3.2. Des weiteren wurde der Antrag gestellt, der Beschwerde die aufschiebende Wirkung gemäß § 85 Abs 2 VerfGG zuzuerkennen.
Mit Beschluß vom , B295/93-3, ist der Beschwerde die aufschiebende Wirkung zuerkannt worden. Dieser Beschluß wurde sowohl dem Beschwerdeführer als auch der OBDK nachweislich zugestellt.
4. Die belangte Behörde hat die Verwaltungsakten vorgelegt und eine Gegenschrift erstattet, in welcher sie die Abweisung der Beschwerde begehrt.
5. Der Verfassungsgerichtshof hat über die - zulässige - Beschwerde erwogen:
5.1. Zur behaupteten Verletzung des gemäß Art 6 EMRK verfassungsgesetzlich gewährleisteten Rechtes auf ein fair trial wird vom Beschwerdeführer geltend gemacht, daß der angefochtene Bescheid in nichtöffentlicher Sitzung nach Anhörung der Generalprokuratur ergangen sei, ohne daß dem Beschwerdeführer der Inhalt dieser Stellungnahme des Generalprokurators bekanntgegeben worden wäre. Außerdem sei ihm auch nicht das Recht zu einer abschließenden Stellungnahme eingeräumt worden. Da von ihm auch der Zeitpunkt der Abgabe der Stellungnahme der Generalprokuratur nicht hätte vorhergesehen werden können, sei eine angemessene Verteidigung nicht möglich gewesen.
5.2. Die Beschwerde ist nicht begründet.
Wie der Verfassungsgerichtshof bereits zum DSt 1872 mehrmals ausgesprochen hat, ist aufgrund der Schwere der im DSt angedrohten Strafen Art 6 EMRK im Disziplinarverfahren gegen Rechtsanwälte und Rechtsanwaltsanwärter zu beachten (VfSlg. 11776/1988, 11840/1988); dies trifft auch im Hinblick auf die vergleichbaren, hier maßgeblichen Bestimmungen für das DSt 1990 zu.
Der angefochtene Bescheid stützt sich in meritorischer Hinsicht auf § 25 Abs 1 DSt 1990. Der Verfassungsgerichtshof hat bereits wiederholt ausgesagt, daß er gegen diese Bestimmung und zum inhaltsgleichen § 27 Abs 1 und 2 DSt 1872 - auch unter den Aspekten des Art 6 EMRK - keine verfassungsrechtlichen Bedenken hegt (vgl. zuletzt und die dort zitierte Vorjudikatur).

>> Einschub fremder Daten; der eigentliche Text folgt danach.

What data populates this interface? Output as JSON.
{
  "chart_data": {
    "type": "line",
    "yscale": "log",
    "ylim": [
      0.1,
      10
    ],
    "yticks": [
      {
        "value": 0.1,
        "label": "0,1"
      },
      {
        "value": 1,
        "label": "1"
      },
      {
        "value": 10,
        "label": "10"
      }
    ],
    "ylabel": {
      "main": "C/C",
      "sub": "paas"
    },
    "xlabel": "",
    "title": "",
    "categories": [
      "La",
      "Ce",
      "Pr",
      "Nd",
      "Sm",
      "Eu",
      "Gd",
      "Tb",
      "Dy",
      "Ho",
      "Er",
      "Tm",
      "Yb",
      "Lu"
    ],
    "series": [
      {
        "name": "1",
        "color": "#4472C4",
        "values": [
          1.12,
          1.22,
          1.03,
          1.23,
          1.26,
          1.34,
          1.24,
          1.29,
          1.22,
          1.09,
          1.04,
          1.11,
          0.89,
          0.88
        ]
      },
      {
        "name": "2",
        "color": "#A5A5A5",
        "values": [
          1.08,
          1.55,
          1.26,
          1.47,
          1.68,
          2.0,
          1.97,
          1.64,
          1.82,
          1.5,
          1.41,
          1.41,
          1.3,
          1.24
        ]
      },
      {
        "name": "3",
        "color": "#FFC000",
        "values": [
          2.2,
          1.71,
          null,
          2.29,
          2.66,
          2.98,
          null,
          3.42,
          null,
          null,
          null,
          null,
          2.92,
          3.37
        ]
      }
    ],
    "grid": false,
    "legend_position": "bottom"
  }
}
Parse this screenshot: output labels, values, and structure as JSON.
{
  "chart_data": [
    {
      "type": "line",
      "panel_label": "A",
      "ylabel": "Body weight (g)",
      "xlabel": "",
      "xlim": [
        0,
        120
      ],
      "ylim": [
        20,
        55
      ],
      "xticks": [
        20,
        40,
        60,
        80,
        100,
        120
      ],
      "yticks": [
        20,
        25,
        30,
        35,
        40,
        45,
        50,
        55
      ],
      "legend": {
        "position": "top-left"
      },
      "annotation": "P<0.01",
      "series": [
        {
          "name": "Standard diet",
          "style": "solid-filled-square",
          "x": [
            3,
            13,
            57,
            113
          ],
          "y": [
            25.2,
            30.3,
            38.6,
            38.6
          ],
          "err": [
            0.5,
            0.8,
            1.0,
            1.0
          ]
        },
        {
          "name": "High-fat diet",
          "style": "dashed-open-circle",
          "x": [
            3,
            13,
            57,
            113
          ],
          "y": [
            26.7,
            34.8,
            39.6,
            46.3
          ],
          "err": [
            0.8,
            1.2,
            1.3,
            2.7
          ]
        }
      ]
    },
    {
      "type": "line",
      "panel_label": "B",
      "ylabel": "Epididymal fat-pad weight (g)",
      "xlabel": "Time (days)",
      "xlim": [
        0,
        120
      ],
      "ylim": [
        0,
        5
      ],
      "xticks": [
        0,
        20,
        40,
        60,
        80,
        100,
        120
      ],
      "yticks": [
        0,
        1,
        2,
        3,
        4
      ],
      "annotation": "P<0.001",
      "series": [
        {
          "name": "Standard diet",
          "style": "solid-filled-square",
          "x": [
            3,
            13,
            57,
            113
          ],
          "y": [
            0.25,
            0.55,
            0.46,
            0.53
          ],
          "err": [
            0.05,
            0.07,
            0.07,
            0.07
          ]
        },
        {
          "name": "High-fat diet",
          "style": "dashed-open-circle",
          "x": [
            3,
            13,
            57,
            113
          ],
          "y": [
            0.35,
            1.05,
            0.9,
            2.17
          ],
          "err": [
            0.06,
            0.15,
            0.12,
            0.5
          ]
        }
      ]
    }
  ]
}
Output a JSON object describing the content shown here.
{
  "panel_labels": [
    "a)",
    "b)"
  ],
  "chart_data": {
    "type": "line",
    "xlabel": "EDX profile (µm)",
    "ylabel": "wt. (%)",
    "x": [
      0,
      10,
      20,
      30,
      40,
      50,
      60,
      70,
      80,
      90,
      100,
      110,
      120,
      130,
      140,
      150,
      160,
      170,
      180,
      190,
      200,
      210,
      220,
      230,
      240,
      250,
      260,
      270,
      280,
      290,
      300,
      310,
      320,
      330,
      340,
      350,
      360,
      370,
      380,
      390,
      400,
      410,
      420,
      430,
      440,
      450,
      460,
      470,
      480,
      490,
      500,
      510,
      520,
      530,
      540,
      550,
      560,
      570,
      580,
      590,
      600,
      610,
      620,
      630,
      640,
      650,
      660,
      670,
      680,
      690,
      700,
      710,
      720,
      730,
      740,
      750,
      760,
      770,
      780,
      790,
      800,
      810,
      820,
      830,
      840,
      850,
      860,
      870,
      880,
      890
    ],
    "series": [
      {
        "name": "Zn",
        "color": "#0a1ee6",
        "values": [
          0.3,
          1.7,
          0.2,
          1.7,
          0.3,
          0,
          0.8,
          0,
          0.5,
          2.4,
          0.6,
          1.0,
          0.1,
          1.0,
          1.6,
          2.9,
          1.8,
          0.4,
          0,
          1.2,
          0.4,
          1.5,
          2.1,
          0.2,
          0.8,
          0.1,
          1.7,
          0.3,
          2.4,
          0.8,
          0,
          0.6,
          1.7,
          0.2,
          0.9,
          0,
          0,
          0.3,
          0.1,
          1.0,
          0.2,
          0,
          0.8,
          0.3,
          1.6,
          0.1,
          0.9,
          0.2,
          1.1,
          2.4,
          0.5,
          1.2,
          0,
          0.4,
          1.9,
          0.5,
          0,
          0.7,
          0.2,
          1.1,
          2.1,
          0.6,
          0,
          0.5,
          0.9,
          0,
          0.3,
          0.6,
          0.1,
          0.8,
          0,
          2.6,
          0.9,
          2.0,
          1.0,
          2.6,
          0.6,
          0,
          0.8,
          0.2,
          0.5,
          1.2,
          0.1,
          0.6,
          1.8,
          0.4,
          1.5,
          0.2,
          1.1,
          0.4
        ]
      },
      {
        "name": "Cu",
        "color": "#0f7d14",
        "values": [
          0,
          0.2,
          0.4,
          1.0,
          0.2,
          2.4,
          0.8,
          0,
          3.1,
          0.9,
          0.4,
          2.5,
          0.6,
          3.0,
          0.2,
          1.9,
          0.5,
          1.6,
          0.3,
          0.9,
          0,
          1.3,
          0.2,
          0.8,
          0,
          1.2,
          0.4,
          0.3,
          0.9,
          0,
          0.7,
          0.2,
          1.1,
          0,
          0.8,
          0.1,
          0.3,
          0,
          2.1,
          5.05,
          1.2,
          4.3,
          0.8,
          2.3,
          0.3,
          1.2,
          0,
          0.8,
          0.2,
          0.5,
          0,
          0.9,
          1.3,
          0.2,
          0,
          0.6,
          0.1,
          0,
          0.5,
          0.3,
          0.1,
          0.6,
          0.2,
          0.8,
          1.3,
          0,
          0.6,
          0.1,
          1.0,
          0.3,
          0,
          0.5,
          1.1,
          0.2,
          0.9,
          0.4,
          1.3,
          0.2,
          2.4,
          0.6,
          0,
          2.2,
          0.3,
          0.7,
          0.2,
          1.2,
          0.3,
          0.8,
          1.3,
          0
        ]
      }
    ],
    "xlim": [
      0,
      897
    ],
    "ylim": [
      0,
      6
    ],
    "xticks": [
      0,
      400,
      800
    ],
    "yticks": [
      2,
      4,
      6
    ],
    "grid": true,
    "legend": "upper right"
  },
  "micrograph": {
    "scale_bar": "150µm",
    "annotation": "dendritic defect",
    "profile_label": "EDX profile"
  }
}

Die behauptete Verletzung des Rechtes auf ein fair trial im Sinne des Art 6 EMRK durch die belangte Behörde liegt aber ebenfalls nicht vor; dies schon deshalb, weil die Stellungnahme der Generalprokuratur keine Ausführungen enthalten hat, die unter dem Aspekt der Waffengleichheit ein In-Kenntnis-Setzen des Beschwerdeführers erforderlich gemacht hätten (vgl. VfSlg. 12589/1990); festzuhalten ist weiters, daß dem Generalprokurator - wie sich aus den in den Akten erliegenden Verfügungen der OBDK ergibt - der Entscheidungsentwurf nicht zur Kenntnis gelangt ist.
Eine Verletzung der durch Art 6 EMRK verfassungsgesetzlich gewährleisteten Rechte ist auch sonst nicht hervorgekommen.
Das Verfahren hat auch nicht ergeben, daß der Beschwerdeführer in sonstigen verfassungsgesetzlich gewährleisteten Rechten verletzt wurde. Angesichts der Unbedenklichkeit der angewendeten Rechtsgrundlagen ist es auch ausgeschlossen, daß er in seinen Rechten wegen Anwendung einer rechtswidrigen generellen Norm verletzt wurde.
Die Beschwerde war daher abzuweisen.
5. Diese Entscheidung konnte gemäß § 19 Abs 4 erster Satz VerfGG ohne weiteres Verfahren in nichtöffentlicher Sitzung getroffen werden.